Among the Ivy League schools, Yalies (like myself) take a lot of crap about going to school in New Haven. This is largely predicated on the New Haven of the past (late 80s, early 90s), which was a significantly more dangerous place.
But it really is a school in the middle of a city. The immediately surrounding areas have been cleaned up significantly (largely through the efforts of the University), but serious poverty is still only a few blocks away—and homelessness and crime often trickle their way onto campus.
It's a joke to other Ivy Leaguers that I lived off-campus my junior year and was about a block away from a shoot-out between cops and robbers. Tanstaafl, who went to high school in New Haven, was once notoriously asked "Did you spend the whole time ducking bullets?" when he arrived on the West Coast campus of his alma mater. But maybe that does Yalies some good?
From the Harvard Crimson comes a harrowing tale of fear and woe:
A few weeks ago, I witnessed a bizarre scene. As I crossed the Yard on my way to Lamont Library, I saw a dog stalking a squirrel while its owner stood close by. The dog crept forward stealthily, guided by an instinct that years of leashes and dog food could never completely suppress.
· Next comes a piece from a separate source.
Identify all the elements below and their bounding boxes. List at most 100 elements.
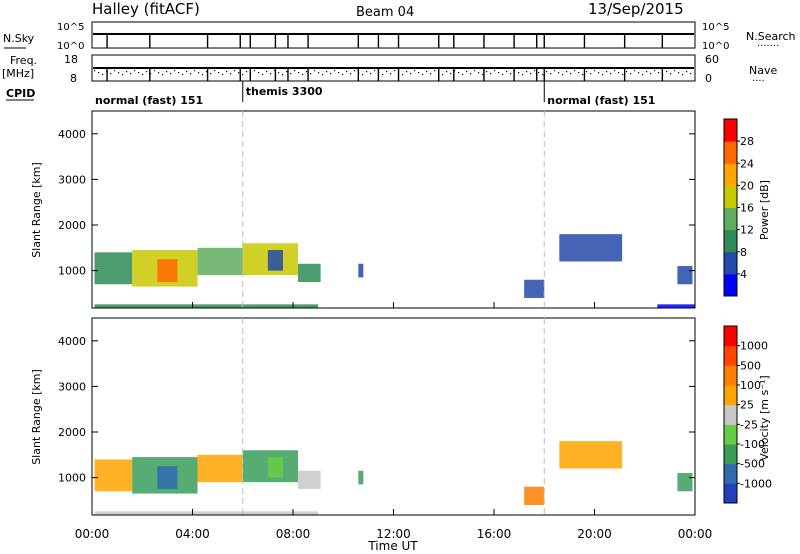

Meanwhile, a crowd of bystanders gathered, titillated, perhaps, by the prospect of bloodshed, but at the same time confident that the dog would not succeed. Minutes passed. And then, with a rapidity and ferocity that shocked the onlookers, the dog pounced, caught the squirrel by its bushy tail, and proceeded to tear the helpless rodent to pieces. We gasped, not as much from horror as from disbelief. This was not supposed to happen.Heck, I'm pretty sure some Yalies hunt squirrels, not just their dogs—but that's besides the point.
Neither were the two armed robberies that recently took place on Harvard’s premises.
Much like dead squirrels, the idea of Harvard students being threatened with knives and umbrellas in the shadow of Widener Library is quite unsettling.
Crime is not a constant on the Yale campus, but it is a reality. Yalies do not live in fear of it, but they act appropriately. For example, girls do not walk home alone late at night; they know better.
I don't have any evidence to suggest that Yale alumns approach the world more realistically than, say, Harvard students—but I do think that it's important to remember that not all education comes from classroom experience. Living with crime is part of the real world, and all too many college students are insulated from this reality.
How sad is it that Mr. Herz-Roiphe is so shocked that dogs eat squirrels and that thieves will target seemingly rich college students?
(We'll ignore the hilarity that an umbrella is considered by Harvard students to be a weapon used in armed robbery.)